Art Kemp’s friends are convinced the long-time community builder was smiling down from heaven Saturday.

The day marked the first-ever Art Kemp Memorial Car Show, put together to honour one of Thamesville’s favourite sons who passed away earlier this year.

“It’s a chance to get together and honour our friend,” said Brad Smith of the Thamesville Sertoma Club, adding Kemp, a life member of the club, was “gone too soon” at age 64.

Brad’s wife Susan, who helped organize the event in just three week’s time, said support for the event was overwhelming, giving people an opportunity to visit and see friends for the first time in a long while. Thamesville’s Threshing Festival and its Back to the Future event have been cancelled because of COVID-19 for two years in a row.

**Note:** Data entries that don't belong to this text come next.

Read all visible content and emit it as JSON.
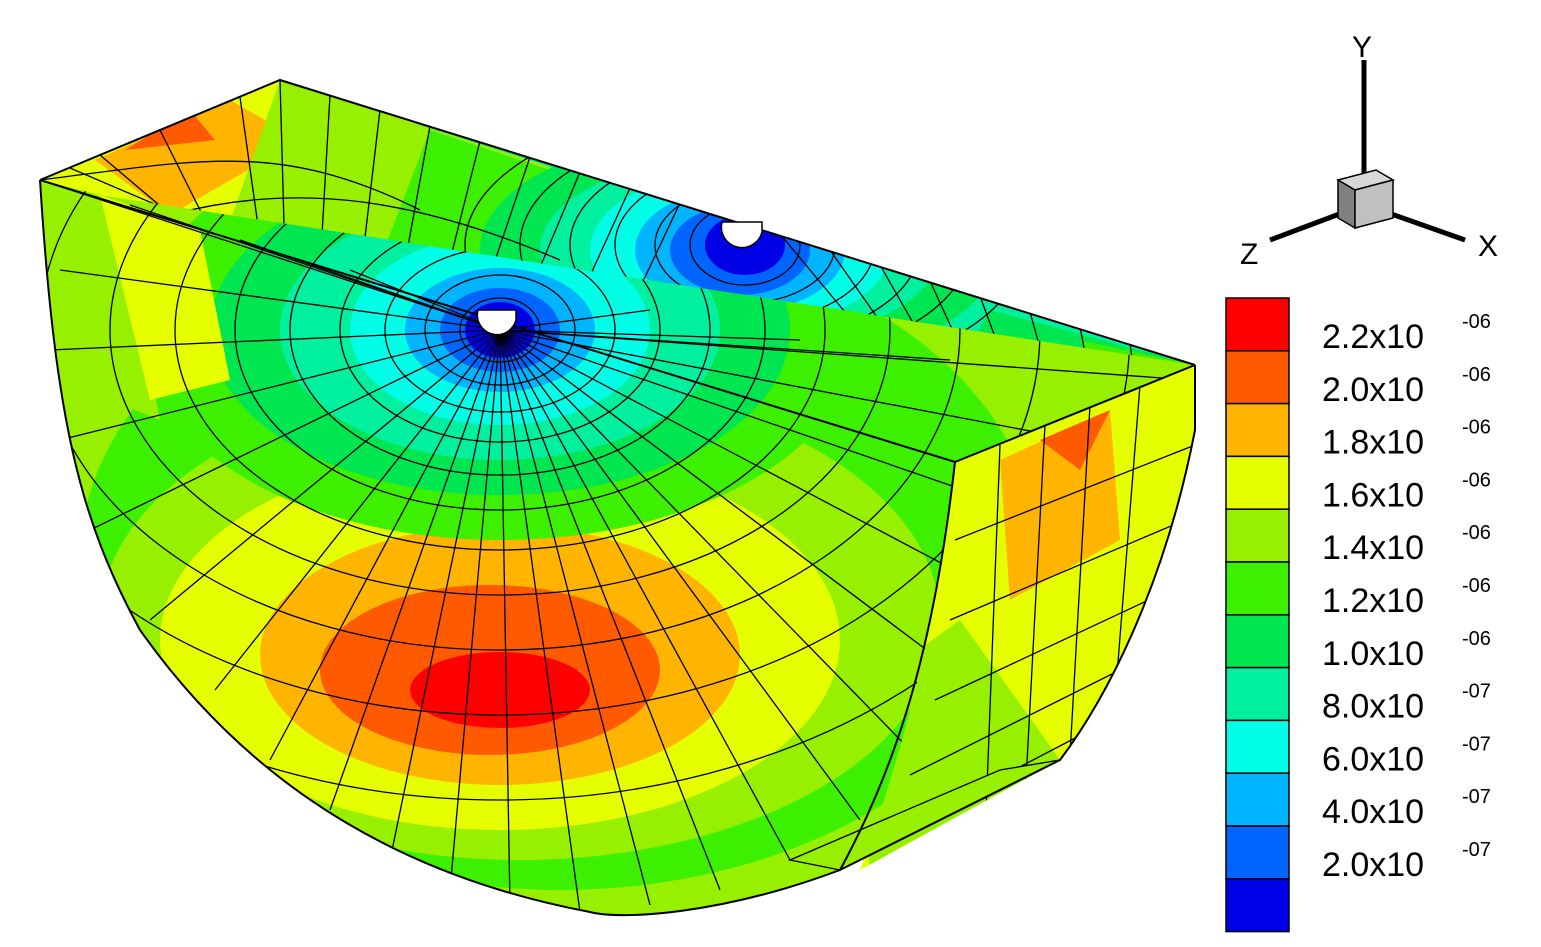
{
  "axis_triad": {
    "x_label": "X",
    "y_label": "Y",
    "z_label": "Z"
  },
  "legend": {
    "entries": [
      {
        "mantissa": "2.2x10",
        "exponent": "-06",
        "color": "#ff0000"
      },
      {
        "mantissa": "2.0x10",
        "exponent": "-06",
        "color": "#ff5a00"
      },
      {
        "mantissa": "1.8x10",
        "exponent": "-06",
        "color": "#ffb400"
      },
      {
        "mantissa": "1.6x10",
        "exponent": "-06",
        "color": "#e6ff00"
      },
      {
        "mantissa": "1.4x10",
        "exponent": "-06",
        "color": "#96f000"
      },
      {
        "mantissa": "1.2x10",
        "exponent": "-06",
        "color": "#3cf000"
      },
      {
        "mantissa": "1.0x10",
        "exponent": "-06",
        "color": "#00e650"
      },
      {
        "mantissa": "8.0x10",
        "exponent": "-07",
        "color": "#00f0a0"
      },
      {
        "mantissa": "6.0x10",
        "exponent": "-07",
        "color": "#00ffe6"
      },
      {
        "mantissa": "4.0x10",
        "exponent": "-07",
        "color": "#00b4ff"
      },
      {
        "mantissa": "2.0x10",
        "exponent": "-07",
        "color": "#0064ff"
      },
      {
        "mantissa": "",
        "exponent": "",
        "color": "#0000e6"
      }
    ]
  },
  "mesh": {
    "hole_centers_colors": {
      "deep": "#0000e6",
      "blue": "#0064ff"
    }
  }
}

“It’s a way for the community to come together,” Susan explained, adding Kemp was a familiar face in town and always ready to lend a hand no questions asked.

Kemp was also a full-on gear head, which is why his friends chose a car show as a means to honour him.

Kemp’s friends got together and fired up two of his collector cars Saturday morning, including a 1966 Mustang Coupe and a 1989 724 Cavalier, for display in the show.

Wayne Doskas, a life-long friend of Kemp, said the tremendous show of support for the event could mean it will become an annual event.

The show was a joint effort between the Thamesville Improvement Association and the Thamesville Sertoma Club.